Surpreendentemente, Thévenet continua sendo ignorado no Brasil. Já ocorreram pelo menos cinco congressos internacionais de grande porte dedicados exclusivamente à sua filosofia. Diversas revistas internacionais já editaram números especiais discutindo seus “nove paradoxos”, a sua teoria dos substratos políticos e os seus Gedankenexperimente epistêmicos. Os seus livros já foram traduzidos para o inglês, o alemão, o italiano, o espanhol, o romeno, o húngaro, o chinês e até mesmo para o português de Portugal. Já ocorreram até tentativas de testar algumas das suas hipóteses experimentalmente. O Brasil, porém, parece estar parado no tempo, incapaz de acompanhar os grandes debates internacionais contemporâneos e a nova revolução teórica liderada por Thévenet. 

Talvez o mais intrigante dos paradoxos de Thévenet seja o paradoxo nove, que afirma sem rodeios que é impossível ler. A argumentação de Thévenet não é apenas elegante. Ela também é irritantemente convincente. Thévenet está obviamente certo, mas, ao mesmo tempo, ele precisa estar errado. Para complicar ainda mais as coisas, todas tentativas de resolver o enigma proposto por Thévenet até agora só conseguiram confirmá-lo. 

Um recente estudo descreve os resultados de um experimento desenhado para testar o primeiro teorema thévetiano da leitura, que, em linhas gerais, afirma que só é possível ler porque é impossível ler. Trata-se provavelmente do melhor ataque já realizado ao paradoxo nove. No entanto, os próprios autores reconhecem ser impossível decidir se realmente conseguiram resolvê-lo ou simplesmente agravá-lo. 

Os leitores e as leitoras podem argumentar: “Se a tese thévenetiana de que ‘É impossível ler’ fosse verdadeira, então seria impossível lê-la.
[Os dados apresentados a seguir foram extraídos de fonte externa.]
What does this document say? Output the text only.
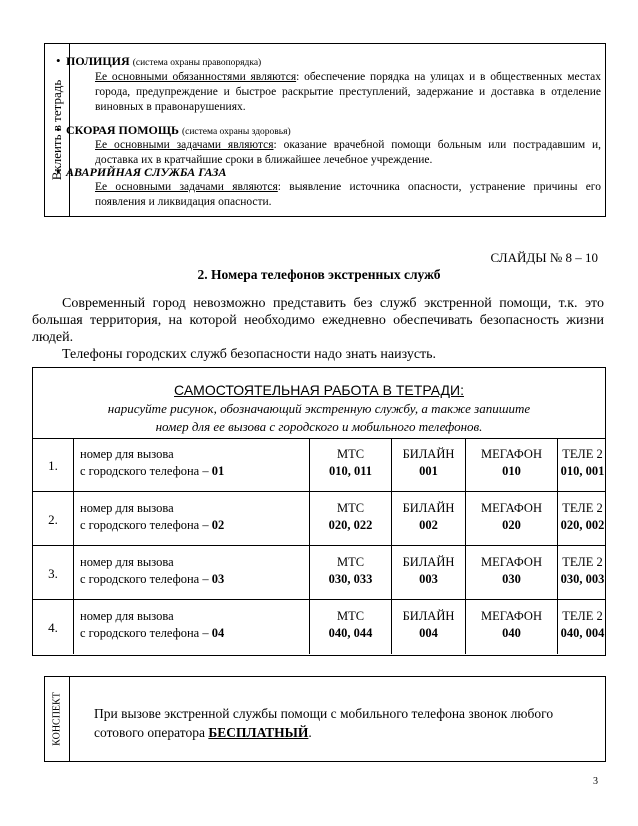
Вклеить в тетрадь
• ПОЛИЦИЯ (система охраны правопорядка)
Ее основными обязанностями являются: обеспечение порядка на улицах и в общественных местах города, предупреждение и быстрое раскрытие преступлений, задержание и доставка в отделение виновных в правонарушениях.
• СКОРАЯ ПОМОЩЬ (система охраны здоровья)
Ее основными задачами являются: оказание врачебной помощи больным или пострадавшим и, доставка их в кратчайшие сроки в ближайшее лечебное учреждение.
• АВАРИЙНАЯ СЛУЖБА ГАЗА
Ее основными задачами являются: выявление источника опасности, устранение причины его появления и ликвидация опасности.
СЛАЙДЫ № 8 – 10
2. Номера телефонов экстренных служб
Современный город невозможно представить без служб экстренной помощи, т.к. это большая территория, на которой необходимо ежедневно обеспечивать безопасность жизни людей.
Телефоны городских служб безопасности надо знать наизусть.
САМОСТОЯТЕЛЬНАЯ РАБОТА В ТЕТРАДИ:
нарисуйте рисунок, обозначающий экстренную службу, а также запишите
номер для ее вызова с городского и мобильного телефонов.
1.
номер для вызова
с городского телефона – 01
МТС
010, 011
БИЛАЙН
001
МЕГАФОН
010
ТЕЛЕ 2
010, 001
2.
номер для вызова
с городского телефона – 02
МТС
020, 022
БИЛАЙН
002
МЕГАФОН
020
ТЕЛЕ 2
020, 002
3.
номер для вызова
с городского телефона – 03
МТС
030, 033
БИЛАЙН
003
МЕГАФОН
030
ТЕЛЕ 2
030, 003
4.
номер для вызова
с городского телефона – 04
МТС
040, 044
БИЛАЙН
004
МЕГАФОН
040
ТЕЛЕ 2
040, 004
КОНСПЕКТ При вызове экстренной службы помощи с мобильного телефона звонок любого сотового оператора БЕСПЛАТНЫЙ.
3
Mas ela está sendo debatida, o que significa que ela foi lida. E se ela foi lida, então é possível ler”. O problema, porém, é que o filósofo Marc Thévenet jamais escreveu que “É impossível ler”. Por uma razão muito simples. Ele nunca escreveu nada. E nunca escreveu nada porque ele não existe. 

Marc Thévenet é um autor fictício. Ele só existe enquanto nome e símbolo de prestígio. Ele não é um pensador francês, ele é uma isca projetada para fisgar a valorização inconsciente e involuntária da produção intelectual vertida pelo norte atlântico. Marc Thévenet é parte de uma engenhosa peça pregada contra a suposta imparcialidade da filosofia acadêmica. Ele não é um filósofo, ele é parte de um experimento filosófico

O experimento é descrito em um recente artigo publicado na revista Metaphilosophy. O objetivo do estudo foi testar a imparcialidade de julgamento da comunidade acadêmica. Os resultados não deixam muita margem para a dúvida. Não temos a pretensão de detalhar toda pesquisa aqui, mas destacamos o seguinte achado: o mesmo texto foi melhor avaliado quando assinado por Marc Thévenet do que quando assinado por Marcos Teixeira (como se pode ver pelo gráfico).






Faça um breve experimento. Caso você tenha acreditado, mesmo que por um breve momento, na existência de Marc Thévenet, que tal realizar um movimento de introspecção e tentar responder algumas perguntas? Você sentiu curiosidade em relação ao pensamento de Marc Thévenet? Você sentiu vontade de ler seus escritos? Você sentiu necessidade de se familiarizar com sua obra? A reação de interesse diante de um novo autor francês não constitui uma novidade. Ela é a reação esperada. 

A questão verdadeiramente perturbadora é a seguinte. E se o autor não fosse francês e sim brasileiro? E se você tivesse se deparado não com o nome Marc Thévenet, mas com o nome Marcos Teixeira? Você teria sentido a mesmo nível de curiosidade? Você teria sentido vontade de lê-lo? Você teria sentido o dever de se familiarizar com seu pensamento? Quando você observa suas próprias reações interiores, você se descobre usando dois pesos e duas medidas?